Edith Anderson Monture
Charlotte Edith Anderson Monture, born in 1890 on a Six Nations reserve in Ontario, attended nursing school in New York after facing discrimination in Canadian programs. At 27 she volunteered with American forces in World War I and became the only First Nations nurse to serve, working more than a year in France. She was the first First Nations woman to vote in a Canadian federal election, as an enlisted service member, and later opened her home as a polling site. She nursed into the 1960s and died days before her 106th birthday. Her daughter Helen Moses cofounded the Canadian Indigenous Nurses Association.
Margaret Moss
Moss lost her mother to diabetes, a sister to liver failure, and a brother to HIV/AIDS, and those losses shaped her advocacy. A member of the Mandan, Hidatsa, and Arikara Nation, she is an associate professor at the University of British Columbia's School of Nursing and director of its First Nations House of Learning, and the only American Indian to hold a Ph.D., a juris doctorate, and an RN license. She wrote the American Indian Health and Nursing textbook to advance culturally sensitive care balancing spiritual, mental, emotional, and physical health. In 2021 she joined the Forbes "50 Over 50 Impact" list.

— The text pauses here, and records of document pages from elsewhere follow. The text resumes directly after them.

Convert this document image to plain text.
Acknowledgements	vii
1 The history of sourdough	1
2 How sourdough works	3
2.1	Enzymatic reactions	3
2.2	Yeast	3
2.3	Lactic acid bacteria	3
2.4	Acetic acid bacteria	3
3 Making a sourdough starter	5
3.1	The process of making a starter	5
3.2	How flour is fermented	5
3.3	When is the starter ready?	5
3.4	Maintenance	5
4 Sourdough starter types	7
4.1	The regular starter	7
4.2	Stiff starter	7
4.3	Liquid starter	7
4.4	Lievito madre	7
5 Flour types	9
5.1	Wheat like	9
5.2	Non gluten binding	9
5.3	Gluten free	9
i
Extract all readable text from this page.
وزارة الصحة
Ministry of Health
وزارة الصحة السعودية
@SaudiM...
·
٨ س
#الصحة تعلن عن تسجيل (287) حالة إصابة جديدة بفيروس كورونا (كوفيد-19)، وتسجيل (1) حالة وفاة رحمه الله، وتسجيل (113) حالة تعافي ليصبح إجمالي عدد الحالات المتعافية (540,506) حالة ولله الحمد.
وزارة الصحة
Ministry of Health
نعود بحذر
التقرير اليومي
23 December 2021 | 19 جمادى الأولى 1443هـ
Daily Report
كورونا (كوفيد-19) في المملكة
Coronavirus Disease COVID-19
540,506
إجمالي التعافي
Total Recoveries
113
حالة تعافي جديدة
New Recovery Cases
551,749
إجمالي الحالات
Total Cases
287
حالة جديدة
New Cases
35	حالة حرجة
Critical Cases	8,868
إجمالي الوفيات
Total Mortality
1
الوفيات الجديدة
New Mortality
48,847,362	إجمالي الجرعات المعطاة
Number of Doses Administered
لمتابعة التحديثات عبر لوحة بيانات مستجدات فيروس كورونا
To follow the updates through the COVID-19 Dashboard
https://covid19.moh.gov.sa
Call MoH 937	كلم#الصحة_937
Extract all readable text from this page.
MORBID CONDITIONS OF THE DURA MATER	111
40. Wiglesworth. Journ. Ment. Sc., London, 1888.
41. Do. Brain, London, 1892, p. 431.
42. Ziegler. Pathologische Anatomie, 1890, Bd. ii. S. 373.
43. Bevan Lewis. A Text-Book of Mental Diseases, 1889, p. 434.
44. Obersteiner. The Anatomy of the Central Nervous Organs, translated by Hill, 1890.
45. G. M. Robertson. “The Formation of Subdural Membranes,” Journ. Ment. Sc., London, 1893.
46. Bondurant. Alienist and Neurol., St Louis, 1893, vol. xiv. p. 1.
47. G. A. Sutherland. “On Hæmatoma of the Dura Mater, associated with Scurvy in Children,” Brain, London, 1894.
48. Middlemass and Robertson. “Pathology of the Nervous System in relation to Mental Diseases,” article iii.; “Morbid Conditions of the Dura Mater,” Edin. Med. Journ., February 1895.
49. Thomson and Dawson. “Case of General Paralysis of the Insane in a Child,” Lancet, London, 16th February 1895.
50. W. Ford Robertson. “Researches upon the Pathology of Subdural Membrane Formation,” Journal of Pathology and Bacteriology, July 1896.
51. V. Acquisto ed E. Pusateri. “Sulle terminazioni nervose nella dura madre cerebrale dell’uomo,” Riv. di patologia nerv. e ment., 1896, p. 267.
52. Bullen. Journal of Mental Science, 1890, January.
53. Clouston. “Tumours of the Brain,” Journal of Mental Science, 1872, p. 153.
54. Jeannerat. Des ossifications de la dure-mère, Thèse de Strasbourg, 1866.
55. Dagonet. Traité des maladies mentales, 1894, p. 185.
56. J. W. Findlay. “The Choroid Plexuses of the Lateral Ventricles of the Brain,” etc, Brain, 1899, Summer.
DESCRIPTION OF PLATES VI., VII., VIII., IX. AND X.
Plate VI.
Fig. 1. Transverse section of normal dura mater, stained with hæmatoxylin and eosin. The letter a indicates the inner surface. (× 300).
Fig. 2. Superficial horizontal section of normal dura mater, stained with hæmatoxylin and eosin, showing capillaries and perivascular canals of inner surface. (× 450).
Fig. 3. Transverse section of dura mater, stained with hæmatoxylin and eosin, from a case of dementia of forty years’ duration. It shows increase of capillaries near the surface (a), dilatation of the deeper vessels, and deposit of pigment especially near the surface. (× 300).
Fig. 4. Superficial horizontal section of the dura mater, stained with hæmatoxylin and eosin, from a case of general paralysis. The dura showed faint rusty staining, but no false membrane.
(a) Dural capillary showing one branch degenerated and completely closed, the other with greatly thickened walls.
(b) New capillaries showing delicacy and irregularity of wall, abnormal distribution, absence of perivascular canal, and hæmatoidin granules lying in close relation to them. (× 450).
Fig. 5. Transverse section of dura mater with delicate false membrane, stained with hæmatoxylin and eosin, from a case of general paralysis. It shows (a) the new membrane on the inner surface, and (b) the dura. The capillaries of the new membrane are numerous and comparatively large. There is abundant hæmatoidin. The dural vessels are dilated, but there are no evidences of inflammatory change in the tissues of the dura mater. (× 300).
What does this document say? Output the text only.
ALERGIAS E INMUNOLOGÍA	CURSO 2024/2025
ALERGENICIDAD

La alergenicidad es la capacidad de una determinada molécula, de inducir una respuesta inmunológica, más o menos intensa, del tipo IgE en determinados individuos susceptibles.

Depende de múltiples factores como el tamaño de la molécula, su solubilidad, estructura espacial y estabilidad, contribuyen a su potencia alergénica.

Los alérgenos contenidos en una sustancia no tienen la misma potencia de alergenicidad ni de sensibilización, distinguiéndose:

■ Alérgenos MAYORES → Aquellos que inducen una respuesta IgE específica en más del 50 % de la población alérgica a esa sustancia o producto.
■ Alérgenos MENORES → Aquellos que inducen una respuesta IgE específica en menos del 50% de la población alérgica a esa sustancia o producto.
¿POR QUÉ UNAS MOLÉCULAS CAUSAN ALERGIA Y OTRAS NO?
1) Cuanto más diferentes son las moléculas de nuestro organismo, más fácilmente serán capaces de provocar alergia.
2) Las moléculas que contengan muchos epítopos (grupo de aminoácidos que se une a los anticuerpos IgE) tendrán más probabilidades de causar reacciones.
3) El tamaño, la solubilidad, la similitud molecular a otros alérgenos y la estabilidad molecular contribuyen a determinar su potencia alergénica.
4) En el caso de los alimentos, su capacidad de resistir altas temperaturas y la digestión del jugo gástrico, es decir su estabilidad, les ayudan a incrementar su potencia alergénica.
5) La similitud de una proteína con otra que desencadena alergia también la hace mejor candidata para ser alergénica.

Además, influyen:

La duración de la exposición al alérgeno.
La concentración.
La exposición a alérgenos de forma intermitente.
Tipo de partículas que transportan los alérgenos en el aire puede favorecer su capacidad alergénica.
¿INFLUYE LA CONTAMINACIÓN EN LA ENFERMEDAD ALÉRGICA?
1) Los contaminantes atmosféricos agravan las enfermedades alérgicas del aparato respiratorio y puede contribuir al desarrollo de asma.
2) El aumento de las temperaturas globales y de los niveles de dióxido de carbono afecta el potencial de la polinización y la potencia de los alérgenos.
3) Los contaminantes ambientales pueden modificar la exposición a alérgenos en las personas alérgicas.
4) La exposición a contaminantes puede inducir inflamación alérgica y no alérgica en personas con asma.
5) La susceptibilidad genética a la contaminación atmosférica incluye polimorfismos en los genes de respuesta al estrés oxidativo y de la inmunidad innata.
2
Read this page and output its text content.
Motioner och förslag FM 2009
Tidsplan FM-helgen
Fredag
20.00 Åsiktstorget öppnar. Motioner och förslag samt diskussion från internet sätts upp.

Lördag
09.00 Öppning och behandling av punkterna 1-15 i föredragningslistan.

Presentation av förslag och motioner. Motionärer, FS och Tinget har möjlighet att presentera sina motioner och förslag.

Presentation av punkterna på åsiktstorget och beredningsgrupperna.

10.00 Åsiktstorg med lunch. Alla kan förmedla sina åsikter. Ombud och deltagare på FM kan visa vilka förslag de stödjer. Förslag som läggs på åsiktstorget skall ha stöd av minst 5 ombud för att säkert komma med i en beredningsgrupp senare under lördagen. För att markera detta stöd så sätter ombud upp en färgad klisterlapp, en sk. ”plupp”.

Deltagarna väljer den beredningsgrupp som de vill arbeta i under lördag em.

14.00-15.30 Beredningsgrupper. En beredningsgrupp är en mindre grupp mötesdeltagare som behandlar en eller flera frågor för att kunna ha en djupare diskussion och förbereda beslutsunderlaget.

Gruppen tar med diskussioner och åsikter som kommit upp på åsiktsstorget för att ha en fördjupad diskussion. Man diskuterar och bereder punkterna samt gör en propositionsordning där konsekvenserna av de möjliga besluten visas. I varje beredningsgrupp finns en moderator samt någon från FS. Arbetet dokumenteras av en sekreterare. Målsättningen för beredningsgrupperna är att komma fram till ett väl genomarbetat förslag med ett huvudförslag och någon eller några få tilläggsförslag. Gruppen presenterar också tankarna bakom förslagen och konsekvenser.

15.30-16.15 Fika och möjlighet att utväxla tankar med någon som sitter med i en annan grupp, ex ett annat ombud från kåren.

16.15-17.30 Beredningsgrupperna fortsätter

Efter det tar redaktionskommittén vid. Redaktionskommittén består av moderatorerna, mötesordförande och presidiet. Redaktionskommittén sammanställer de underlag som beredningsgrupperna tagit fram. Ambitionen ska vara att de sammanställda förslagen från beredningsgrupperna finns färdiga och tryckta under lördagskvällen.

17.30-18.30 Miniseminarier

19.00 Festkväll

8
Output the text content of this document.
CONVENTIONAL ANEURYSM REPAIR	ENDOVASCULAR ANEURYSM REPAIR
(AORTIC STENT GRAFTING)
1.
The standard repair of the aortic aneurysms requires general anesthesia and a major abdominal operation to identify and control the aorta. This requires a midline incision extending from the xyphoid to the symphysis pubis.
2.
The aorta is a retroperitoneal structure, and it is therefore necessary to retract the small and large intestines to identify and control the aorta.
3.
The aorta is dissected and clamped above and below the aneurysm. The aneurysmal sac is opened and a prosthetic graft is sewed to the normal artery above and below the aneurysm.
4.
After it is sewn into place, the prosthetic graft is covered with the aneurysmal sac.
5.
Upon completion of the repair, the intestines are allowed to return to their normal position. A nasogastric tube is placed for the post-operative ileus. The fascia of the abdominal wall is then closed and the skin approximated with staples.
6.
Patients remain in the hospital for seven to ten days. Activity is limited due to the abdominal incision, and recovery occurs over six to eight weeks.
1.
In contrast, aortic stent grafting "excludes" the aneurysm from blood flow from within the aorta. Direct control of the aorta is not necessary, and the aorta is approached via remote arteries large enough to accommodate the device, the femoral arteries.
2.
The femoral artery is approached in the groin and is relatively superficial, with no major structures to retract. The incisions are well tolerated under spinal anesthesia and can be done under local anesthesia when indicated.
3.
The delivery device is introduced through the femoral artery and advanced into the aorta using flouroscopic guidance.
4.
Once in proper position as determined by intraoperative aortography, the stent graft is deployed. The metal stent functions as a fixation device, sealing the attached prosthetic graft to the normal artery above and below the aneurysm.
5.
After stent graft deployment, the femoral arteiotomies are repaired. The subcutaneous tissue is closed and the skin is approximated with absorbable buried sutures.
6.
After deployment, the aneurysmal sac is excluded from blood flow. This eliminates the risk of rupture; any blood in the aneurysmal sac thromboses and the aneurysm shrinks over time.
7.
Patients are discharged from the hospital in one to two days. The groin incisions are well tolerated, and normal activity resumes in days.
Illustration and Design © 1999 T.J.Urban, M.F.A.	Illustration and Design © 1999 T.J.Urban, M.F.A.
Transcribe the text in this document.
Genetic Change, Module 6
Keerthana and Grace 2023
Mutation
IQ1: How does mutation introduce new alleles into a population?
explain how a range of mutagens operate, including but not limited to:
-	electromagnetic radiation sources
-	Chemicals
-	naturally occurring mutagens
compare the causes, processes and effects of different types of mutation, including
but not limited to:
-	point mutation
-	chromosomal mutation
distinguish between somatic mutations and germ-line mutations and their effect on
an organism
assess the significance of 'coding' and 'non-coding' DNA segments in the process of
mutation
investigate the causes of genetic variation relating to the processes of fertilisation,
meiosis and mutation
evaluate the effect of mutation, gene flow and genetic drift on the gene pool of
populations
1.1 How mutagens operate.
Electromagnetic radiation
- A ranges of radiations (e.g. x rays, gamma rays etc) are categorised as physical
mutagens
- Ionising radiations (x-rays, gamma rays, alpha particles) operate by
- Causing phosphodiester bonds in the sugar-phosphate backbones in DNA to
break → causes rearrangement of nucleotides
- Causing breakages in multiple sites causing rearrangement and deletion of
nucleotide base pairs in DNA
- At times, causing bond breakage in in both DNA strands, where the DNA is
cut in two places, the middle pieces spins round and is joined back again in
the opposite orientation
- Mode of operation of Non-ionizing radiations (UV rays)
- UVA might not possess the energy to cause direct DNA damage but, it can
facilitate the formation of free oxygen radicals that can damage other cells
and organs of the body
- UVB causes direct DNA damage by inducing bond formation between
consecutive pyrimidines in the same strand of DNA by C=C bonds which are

Susie Walking Bear Yellowtail
Called the "Grandmother of American Indian Nurses," Yellowtail was orphaned after her birth in 1903 and raised by a missionary foster family in Pryor, Oklahoma. She graduated from Boston City Hospital's School of Nursing in 1923, becoming the first RN from the Crow Nation. She returned to work at a Crow Agency hospital and consulted for the Public Health Service. After being sterilized without her permission following the birth of her third child, she became an advocate for patient rights. She worked as a midwife, incorporating cultural beliefs into birth, and died in 1981.
The Next Generation
These nurses earned a place in nursing history that was repeatedly denied. Their work to close equity gaps in Indigenous communities continues. The Indian Health Service runs the American Indians Into Nursing Program, which funds nursing schools to support Indigenous students in RN, nurse midwife, nurse anesthetist, and nurse practitioner programs, along with continuing education and scholarships. A more diverse nursing workforce improves healthcare access and outcomes, especially in these communities.